Question 1179080
Let's break this problem into two parts:

**Part 1: Calculate the Accumulated Value of Grandma's Deposits**

1.  **Monthly Deposit:** $1300
2.  **Number of Deposits:** 23
3.  **Interest Rate:** 9.3% convertible monthly (0.093 / 12 = 0.00775 per month)

We'll use the future value of an ordinary annuity formula:

FV = P * [((1 + r)^n - 1) / r]

Where:

* FV = Future Value
* P = Periodic Payment ($1300)
* r = Interest Rate per Period (0.00775)
* n = Number of Periods (23)

FV = 1300 * [((1 + 0.00775)^23 - 1) / 0.00775]
FV = 1300 * [(1.00775^23 - 1) / 0.00775]
FV = 1300 * [(1.196398246 - 1) / 0.00775]
FV = 1300 * [0.196398246 / 0.00775]
FV = 1300 * 25.3416
FV ≈ $32944.08

**Part 2: Calculate the Monthly Withdrawal Amount**

1.  **Accumulated Value (Present Value for Withdrawals):** $32944.08
2.  **Number of Withdrawals:** 58
3.  **Interest Rate:** 9.3% convertible monthly (0.093 / 12 = 0.00775 per month)

We'll use the present value of an annuity due formula since withdrawals are at the beginning of each month:

PV = M * [(1 - (1 + r)^-n) / r] * (1 + r)

Where:

* PV = Present Value ($32944.08)
* M = Monthly Withdrawal Amount
* r = Interest Rate per Period (0.00775)
* n = Number of Periods (58)

Rearrange the formula to solve for M:

M = PV / [((1 - (1 + r)^-n) / r) * (1 + r)]

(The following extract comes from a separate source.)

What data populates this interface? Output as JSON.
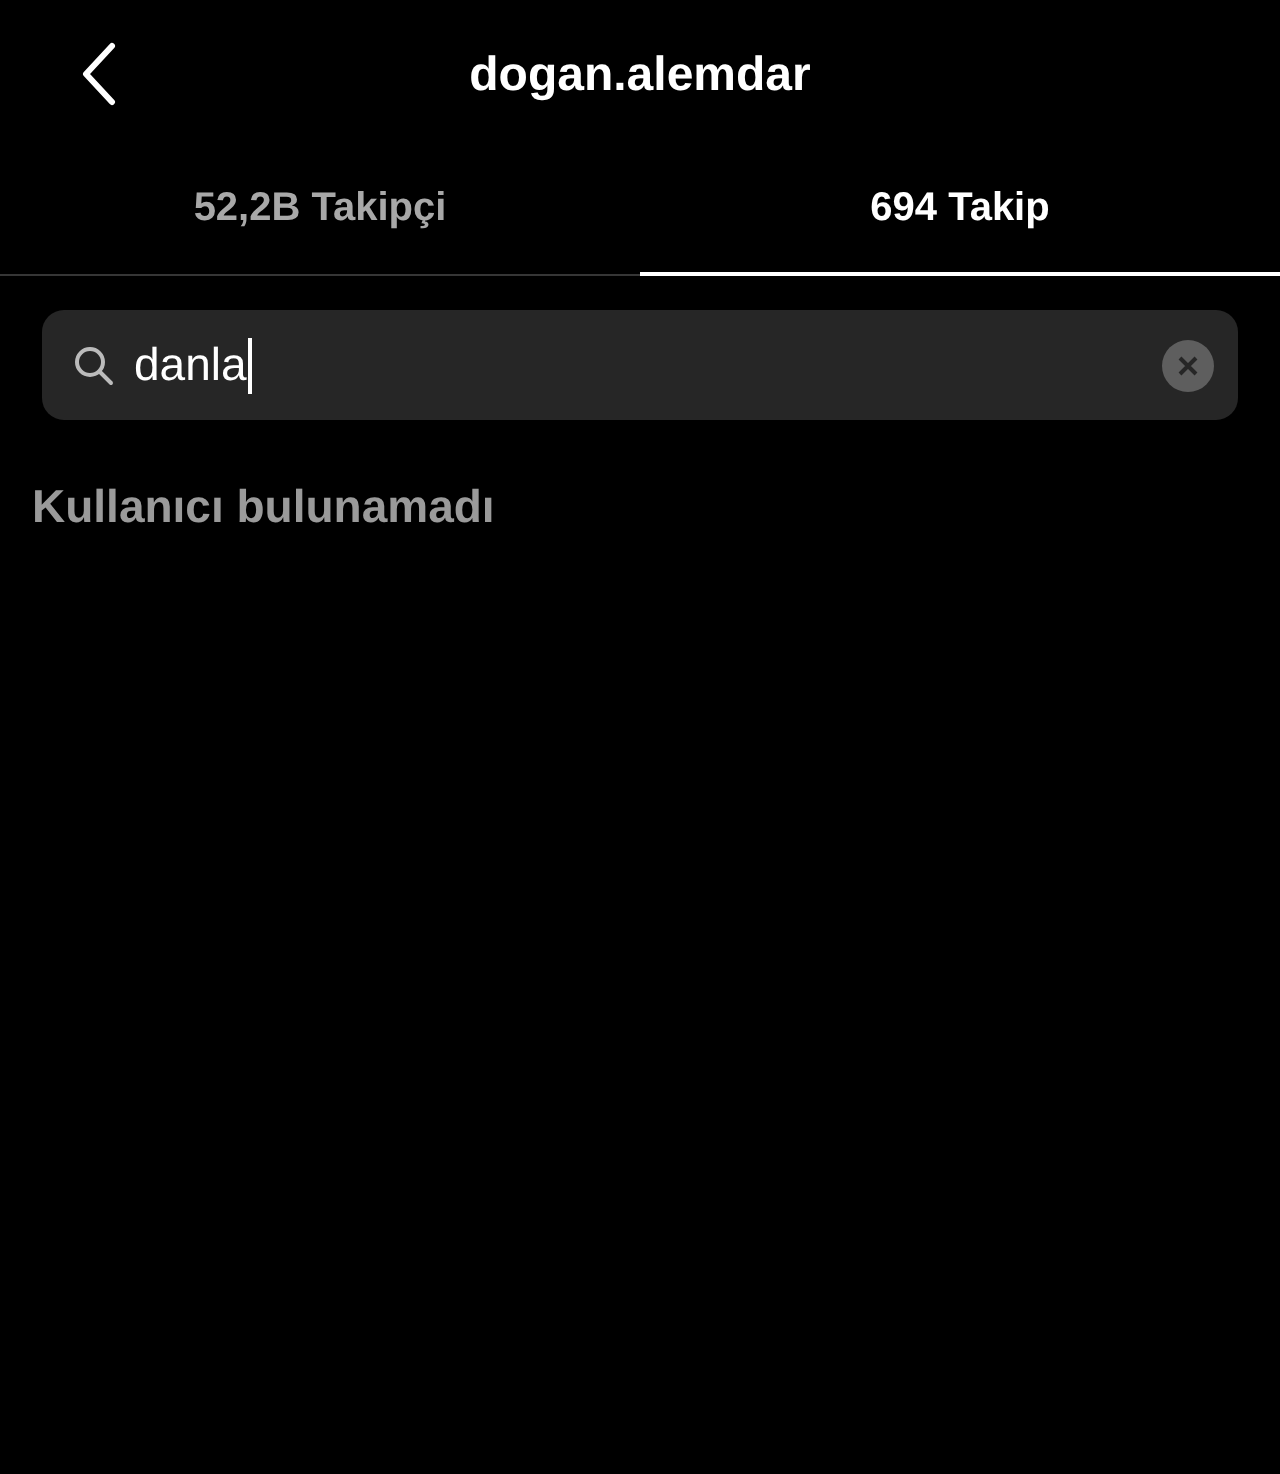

M = 32944.08 / [((1 - (1.00775)^-58) / 0.00775) * (1.00775)]
M = 32944.08 / [((1 - 0.62791485) / 0.00775) * 1.00775]
M = 32944.08 / [(0.37208515 / 0.00775) * 1.00775]
M = 32944.08 / [48.010987 * 1.00775]
M = 32944.08 / 48.382093
M ≈ $681.09

**Answer:**

You will be able to withdraw approximately $681.09 each month.